No one particular person was the inspiration, or even this forum but internet and internet type communication. I get emails at work from people with a masters degree and yet still, they can't be bothered to proof read their emails or spell certain words properly. Just a pet peeve of mine *shrugs*.

If I could just have a magic edit button for the internet I would be a happy camper.


----------



## bullybabe (Mar 2, 2006)

I am horrible at spelling and grammar. I will try to do better. When I text I use abreviations and I might from time to time use abreviations here. It drives my husband crazy. He is always correcting me.... LOL


----------



## FloorCandy (Feb 19, 2009)

I find it best not to throw stones, as everyone makes mistakes. If I have trouble following someone's meaning, I just move on or ask for clarification. I have found that often when people make those kind of mistakes it is not because they are lazy or don't know, very often our education system let them down, or perhaps English is the second or third language they learned. Also remember that just because a common colloquialism is not officially a word right now, our language is ever-evolving, for better or worse, and I look forward to the day that Mr. Webster officially acknowledges the term "prolly", as who wants to type out probably all the time


----------



## Carriana (May 13, 2008)

FloorCandy said:


> I find it best not to throw stones, as everyone makes mistakes. If I have trouble following someone's meaning, I just move on or ask for clarification. I have found that often when people make those kind of mistakes it is not because they are lazy or don't know, very often our education system let them down, or perhaps English is the second or third language they learned.

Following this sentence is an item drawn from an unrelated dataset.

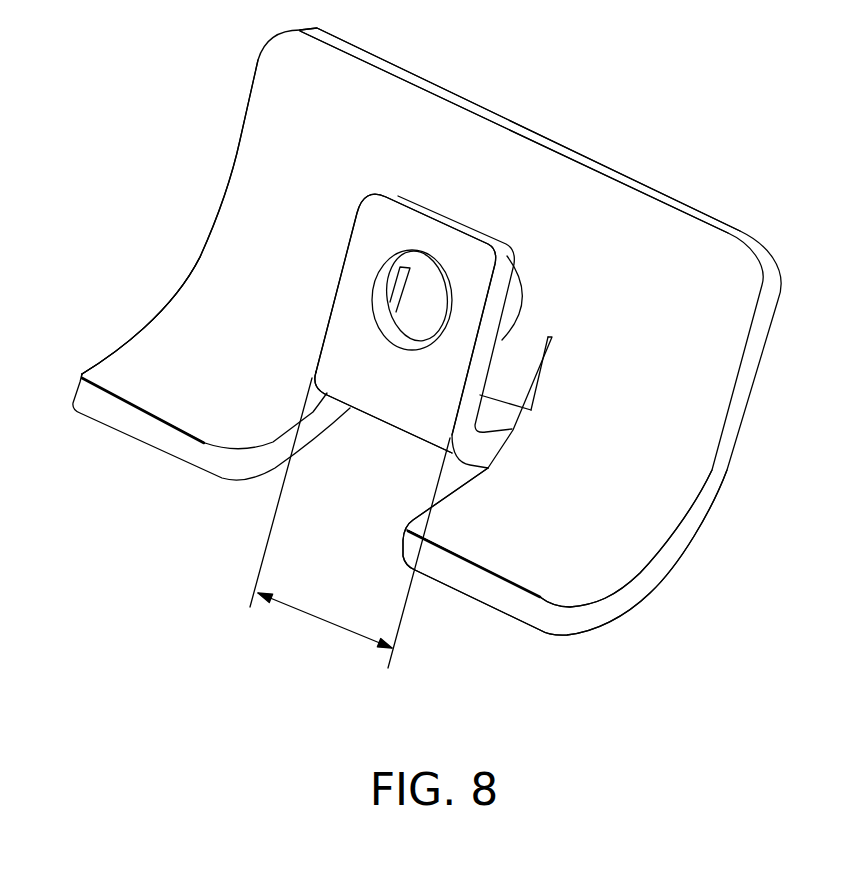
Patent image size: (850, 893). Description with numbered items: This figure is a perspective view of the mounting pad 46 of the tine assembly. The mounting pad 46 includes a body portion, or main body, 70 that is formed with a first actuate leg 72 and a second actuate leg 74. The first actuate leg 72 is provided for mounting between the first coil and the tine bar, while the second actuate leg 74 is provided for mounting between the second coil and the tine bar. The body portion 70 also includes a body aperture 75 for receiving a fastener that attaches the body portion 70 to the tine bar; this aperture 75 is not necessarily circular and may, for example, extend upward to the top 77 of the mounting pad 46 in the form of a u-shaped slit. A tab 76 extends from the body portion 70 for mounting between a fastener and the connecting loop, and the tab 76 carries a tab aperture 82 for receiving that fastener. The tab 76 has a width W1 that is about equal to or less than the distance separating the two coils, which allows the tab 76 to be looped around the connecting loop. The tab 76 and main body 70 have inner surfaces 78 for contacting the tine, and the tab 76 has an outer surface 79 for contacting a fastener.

Also remember that just because a common colloquialism is not officially a word right now, our language is ever-evolving, for better or worse, and I look forward to the day that Mr. Webster officially acknowledges the term "prolly", as who wants to type out probably all the time


Which is why I speciafically said it's not to criticize and provided examples plus their definitions. If those who've been let down by the educational system care to, they can read the entire post and learn something rather than continuing on making the same mistakes.

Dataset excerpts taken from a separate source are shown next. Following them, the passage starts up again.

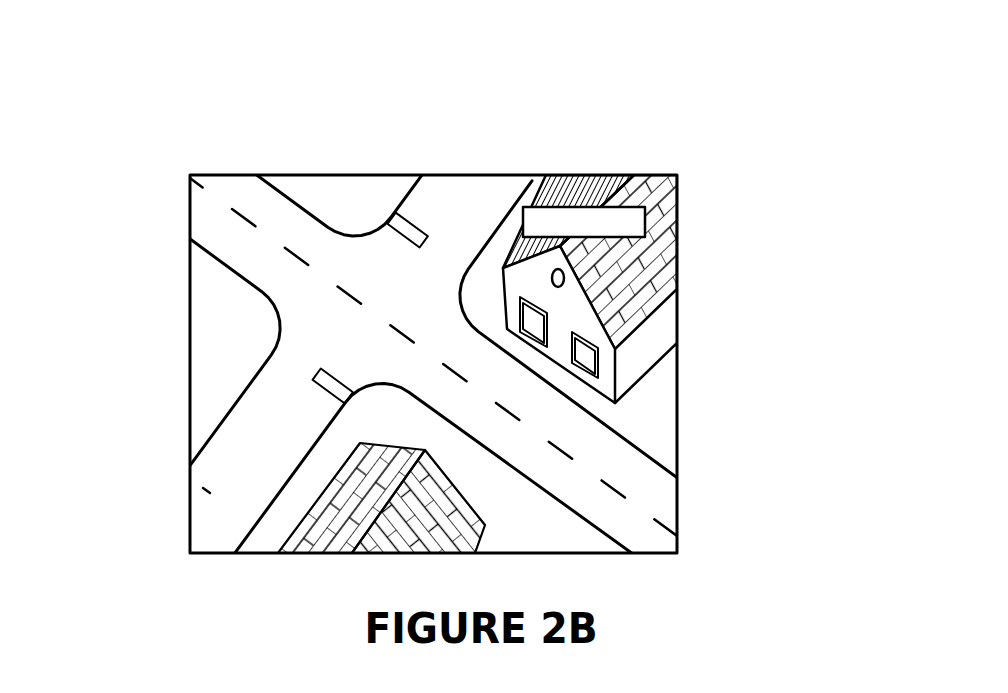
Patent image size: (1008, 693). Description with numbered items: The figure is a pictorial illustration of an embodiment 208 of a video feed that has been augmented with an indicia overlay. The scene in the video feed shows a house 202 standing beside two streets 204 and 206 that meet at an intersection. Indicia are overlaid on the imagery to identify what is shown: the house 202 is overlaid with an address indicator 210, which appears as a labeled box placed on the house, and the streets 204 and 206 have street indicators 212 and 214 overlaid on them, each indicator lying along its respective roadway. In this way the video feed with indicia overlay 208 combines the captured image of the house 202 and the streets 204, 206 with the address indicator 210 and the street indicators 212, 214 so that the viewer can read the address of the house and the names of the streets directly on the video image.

The house 202 is at (678, 238).
The street 204 is at (588, 503).
The street 206 is at (203, 488).
The video feed with indicia overlay 208 is at (662, 427).
The address indicator 210 is at (607, 176).
The street indicator 212 is at (263, 285).
The street indicator 214 is at (512, 176).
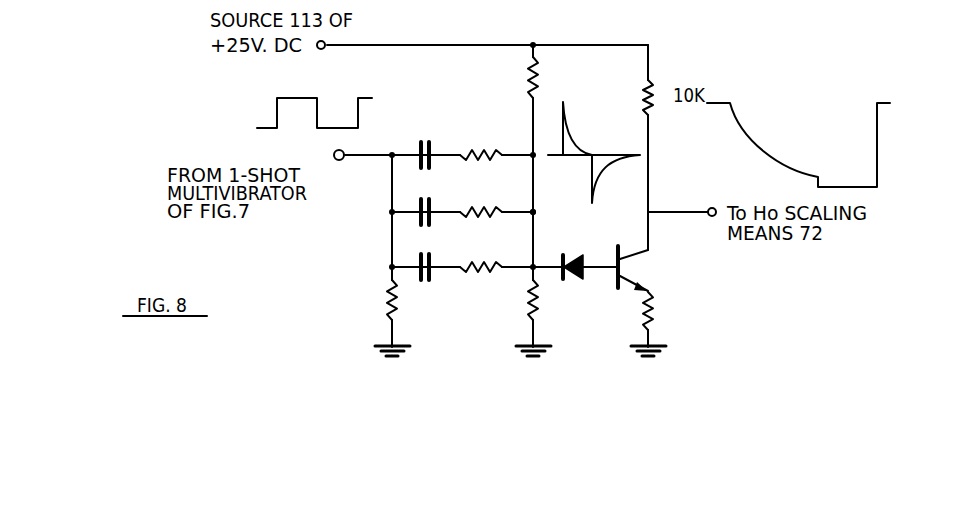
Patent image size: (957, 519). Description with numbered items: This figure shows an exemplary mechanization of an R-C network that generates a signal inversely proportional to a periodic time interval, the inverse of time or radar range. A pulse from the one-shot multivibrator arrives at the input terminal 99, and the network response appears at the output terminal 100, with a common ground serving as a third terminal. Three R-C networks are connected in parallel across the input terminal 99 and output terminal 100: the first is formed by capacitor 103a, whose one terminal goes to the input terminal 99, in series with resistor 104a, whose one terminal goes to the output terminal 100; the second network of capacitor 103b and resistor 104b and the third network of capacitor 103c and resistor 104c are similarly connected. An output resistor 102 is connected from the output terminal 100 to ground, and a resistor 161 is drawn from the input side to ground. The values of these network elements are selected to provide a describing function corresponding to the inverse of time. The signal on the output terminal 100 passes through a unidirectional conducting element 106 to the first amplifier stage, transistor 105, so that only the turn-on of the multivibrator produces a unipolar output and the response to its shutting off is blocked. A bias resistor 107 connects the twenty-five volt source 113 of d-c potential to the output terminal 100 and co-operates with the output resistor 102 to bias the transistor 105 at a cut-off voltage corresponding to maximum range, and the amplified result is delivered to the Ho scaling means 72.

If I wanted to be a crititical b*tch about it I would have just started a thread griping about how no one can type, read write or spell but I actually provided good info along with something that happens to be a pet peeve of mine. Not throwing stones so much as just pointing out a truth.


----------



## FloorCandy (Feb 19, 2009)

I never said you were a critical b*tch, I was trying to say that people shouldn't feel self- conscious about their grammar in a dog forum. I see people on here with 2 jobs, school ect, and their forum should not be a point of stress. I just think everyone should feel free to have a good time, and for the record, your examples are flawed, There, 1-4 all nouns, not adverbs.


----------



## Carriana (May 13, 2008)

FloorCandy said:


> I never said you were a critical b*tch, I was trying to say that people shouldn't feel self- conscious about their grammar in a dog forum. I see people on here with 2 jobs, school ect, and their forum should not be a point of stress. I just think everyone should feel free to have a good time, and for the record, your examples are flawed, There, 1-4 all nouns, not adverbs.


Well then perhaps you should write dictionary.com to let them know that _their_ definitions are flawed. I didn't write those, they came from their site.

The point I was trying to make was that if you don't at least make an attempt to spell and puncuate properly then meaning can become completely lost. I don't expect everyone to be perfect or an expert at the English language but I also think that if one wants to get their point across then at least attempting to properly convey something is a first step. This includes putting a period at the end of a sentence and not running paragraphs together so that someone gets lost in the middle. That is all.


----------



## FloorCandy (Feb 19, 2009)

"Today, I am posting some very basic errors that I see pop up time and again. And these are things we should be learning in elementary school folks! I don't care if you're not an English major..I'm not. There's really no excuse!"

What I'm saying, is yes, very often there is an excuse. Telling people with a visual processing problem that they should have learned this in grammar school only makes them self-conscious. My brother has a severe visual processing problem, and the doctors have suggested he get involved in fantasy sports or forums, something that interests him, and will engage him to try to read more, type, spell, etc. But he won't do it because every time he tries he gets made fun of, "are you drunk dude?" "Seriously you should have learned that in like 2nd grade."


----------



## MY MIKADO (Apr 7, 2006)

I see where both of you are coming from. My son is visually and audio dylesix. He has so much trouble with both reading and writting. My whole family has troubles in these area. We are smart but sometimes we see things wrong and then we type it wrong because that is the way the mind said it should go. 

I agree we should try to spell and punctuate correctly but I don't think we need to be critical of everyone because they did not write it perfect.


----------



## Carriana (May 13, 2008)

Thanks Mikado. I guess I was just getting defensive because I wasn't trying to point the finger at anyone in particular. If I wanted to sink to that level I would go in and quote everyone and mark up their posts with red font but that would be rude and wrong. 

My husband has difficulty in these areas as well and at first he was put off with my correcting him but the fact is, some people may not know that they are using a word improperly until it is pointed out to them. If I were saying something wrong I think I would like for someone to point it out to me so that I would not continue making the same mistakes. *shrugs*.


----------



## MY MIKADO (Apr 7, 2006)

Oh yeah i correct my son all the time sometimes he gets upset with me but then other times he is okay with it. I try to do it in a non critical way.....like i listen to everything he has to say then comment on it then say that word is wrong it means......I think you meant to use .......


----------